There was no telling how the ridged ball and universal joints had originally been oriented, because they were now lying sideways in the knee cavity. The pieces were semi-submerged in a puddle of silicon which, warmed by my exertions, had become fluid and was draining through the loosened disks, drop by drop.

Across the back side of the knee were a series of electrical conductors and steel-clad hoses; they and the hydraulic pushrods were all that now held the two parts of my leg together. The putty oozed into this maze of pipes and wires, and ran down toward the floor.

I tried to scoop the fluid silicon up with my fingers, but the bare metal of their joints made a poor catch basin. The best I could do was get a sheet of clean wrapping film under the knee and hope that enough of the goo would collect there for ME to repack the joint.

By mapping that hot pimple from my recorded IR view against the maze of disks and hinges in front of ME, I figured out that the defect was somewhere in the outside universal joint. There! A raw spur of metal extended from the hinge pin which went through the universal. And there! A bright mark gleamed in the edge of the disk that would lie opposite it. As the disk and pin rotated through their separate motions, one would catch upon the other, hang up for a microsecond, then release.
Snick!

I removed the pin, broke the spur off with my fingertips, and rubbed its end down smooth on the head of a rivet sticking up from the plank floor. In a minute I had bright metal where before had been a ragged ridge. I put the pin back though the universal joint.

Now all I had to do was reassemble the knee. Easy enough to say—except I had been catching loose nuts and washers, looking away at the moment the knee had chosen to disassemble itself.

Step One, count the parts. Nuts, lockwashers, cotter pins, two of each. Ridged ball, one, with universals and bolts, two each, attached. Tibia-analog and femur-analog, one each, with interleaving hollow disks welded to the ends. Solid disks, two, drilled for the bolt ends … These latter parts I had not noticed before. They must clamp over the outside ends of the interleaved stack, sealing the ball cavity.

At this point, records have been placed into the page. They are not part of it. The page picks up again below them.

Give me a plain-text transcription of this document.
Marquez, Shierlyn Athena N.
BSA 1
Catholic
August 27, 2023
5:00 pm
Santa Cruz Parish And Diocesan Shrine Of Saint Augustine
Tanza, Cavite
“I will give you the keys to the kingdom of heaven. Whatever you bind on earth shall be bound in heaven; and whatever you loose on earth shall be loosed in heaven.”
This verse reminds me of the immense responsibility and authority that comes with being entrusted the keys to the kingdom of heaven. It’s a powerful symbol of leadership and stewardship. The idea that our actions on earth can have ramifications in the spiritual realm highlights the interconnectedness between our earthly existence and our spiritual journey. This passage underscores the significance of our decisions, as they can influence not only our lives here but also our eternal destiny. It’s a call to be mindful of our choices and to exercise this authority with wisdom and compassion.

Step Two, create a plan of action. Well, my objective was to reassemble that cavity from the interleaved disks, with the ball and the silicon goop inside. First, I could set the tibia and femur together, meshing their hollow disks. That would form a loose cavity, with the ends open on either side of the knee. Second, slide the ball and joint subassembly in from one side. Third, place one of the end-plates on the opposite side and secure it with the nuts and washers. Fourth, gather and scrape as much silicon as I could from the wrapping material under the knee and pack it back around the ball. Fifth, slide the other end-plate over the hole and secure it to the bolt. Sixth, add the lockwashers, tighten all nuts, and cotter them.

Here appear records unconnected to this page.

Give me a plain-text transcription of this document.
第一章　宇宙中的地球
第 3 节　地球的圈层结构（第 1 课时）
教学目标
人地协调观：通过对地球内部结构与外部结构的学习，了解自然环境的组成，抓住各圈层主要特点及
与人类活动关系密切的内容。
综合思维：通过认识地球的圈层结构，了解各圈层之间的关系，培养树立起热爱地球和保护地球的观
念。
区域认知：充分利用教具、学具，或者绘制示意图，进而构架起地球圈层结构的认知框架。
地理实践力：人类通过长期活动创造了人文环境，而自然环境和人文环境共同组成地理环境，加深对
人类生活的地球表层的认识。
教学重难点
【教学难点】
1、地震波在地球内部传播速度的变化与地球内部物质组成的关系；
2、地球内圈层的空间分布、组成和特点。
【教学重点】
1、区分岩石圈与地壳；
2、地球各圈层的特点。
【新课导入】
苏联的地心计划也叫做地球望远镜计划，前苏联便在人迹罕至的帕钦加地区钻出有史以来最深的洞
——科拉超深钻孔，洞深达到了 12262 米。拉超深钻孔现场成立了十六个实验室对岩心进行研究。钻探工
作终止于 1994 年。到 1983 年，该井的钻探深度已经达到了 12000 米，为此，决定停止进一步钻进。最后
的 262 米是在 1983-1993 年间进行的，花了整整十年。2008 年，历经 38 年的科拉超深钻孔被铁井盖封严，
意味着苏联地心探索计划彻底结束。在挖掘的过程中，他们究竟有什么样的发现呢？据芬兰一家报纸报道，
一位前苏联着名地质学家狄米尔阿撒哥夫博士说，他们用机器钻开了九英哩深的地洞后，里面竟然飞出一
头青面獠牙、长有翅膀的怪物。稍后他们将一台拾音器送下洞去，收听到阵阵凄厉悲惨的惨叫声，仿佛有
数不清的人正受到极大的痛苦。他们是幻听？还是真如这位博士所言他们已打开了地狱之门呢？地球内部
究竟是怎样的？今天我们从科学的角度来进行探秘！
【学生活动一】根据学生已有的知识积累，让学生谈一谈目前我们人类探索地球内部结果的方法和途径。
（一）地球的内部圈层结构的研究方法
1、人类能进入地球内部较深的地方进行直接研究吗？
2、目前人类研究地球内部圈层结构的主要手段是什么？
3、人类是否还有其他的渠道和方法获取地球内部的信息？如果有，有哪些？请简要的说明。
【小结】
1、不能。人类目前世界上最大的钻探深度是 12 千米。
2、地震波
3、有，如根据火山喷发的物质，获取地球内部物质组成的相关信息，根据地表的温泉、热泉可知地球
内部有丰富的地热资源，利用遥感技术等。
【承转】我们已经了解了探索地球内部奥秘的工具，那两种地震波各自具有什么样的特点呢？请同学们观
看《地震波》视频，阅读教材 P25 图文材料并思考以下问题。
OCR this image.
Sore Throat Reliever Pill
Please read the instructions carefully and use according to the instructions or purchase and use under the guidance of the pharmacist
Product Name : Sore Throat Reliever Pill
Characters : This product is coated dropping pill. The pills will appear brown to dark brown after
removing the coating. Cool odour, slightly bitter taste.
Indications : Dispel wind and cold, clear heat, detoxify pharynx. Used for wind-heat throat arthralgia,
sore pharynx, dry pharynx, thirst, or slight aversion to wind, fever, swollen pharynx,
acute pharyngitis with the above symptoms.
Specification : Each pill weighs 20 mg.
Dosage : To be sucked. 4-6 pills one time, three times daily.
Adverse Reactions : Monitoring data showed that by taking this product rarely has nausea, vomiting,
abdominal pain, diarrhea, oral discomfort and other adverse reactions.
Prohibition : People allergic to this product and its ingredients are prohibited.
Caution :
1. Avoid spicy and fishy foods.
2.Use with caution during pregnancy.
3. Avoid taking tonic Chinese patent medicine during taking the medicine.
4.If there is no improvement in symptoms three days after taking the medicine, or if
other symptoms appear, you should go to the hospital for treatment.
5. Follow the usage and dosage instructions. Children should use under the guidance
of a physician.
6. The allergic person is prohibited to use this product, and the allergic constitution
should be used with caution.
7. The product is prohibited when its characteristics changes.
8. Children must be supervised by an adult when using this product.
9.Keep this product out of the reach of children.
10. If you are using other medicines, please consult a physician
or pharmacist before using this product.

Step Three, execute. Which I did as fast as a human could read through the above program set.

Even with the nuts as tight as I could turn them, the knee seemed loose. Although the disks were flush together and sealed, so that no goop was leaking out, the action seemed to have more play in it.

During original assembly in the Pinocchio, Inc., labs, the silicon had been inserted either under high pressure, or at such cold temperatures that it was expected at ambient to expand and thus pressurize itself. I could only hope that a warmer environment—for the inside of my boxcar was only at minus seventeen degrees Celsius—or the friction of moving about would tighten the knee joint without springing any leaks. At least I could walk.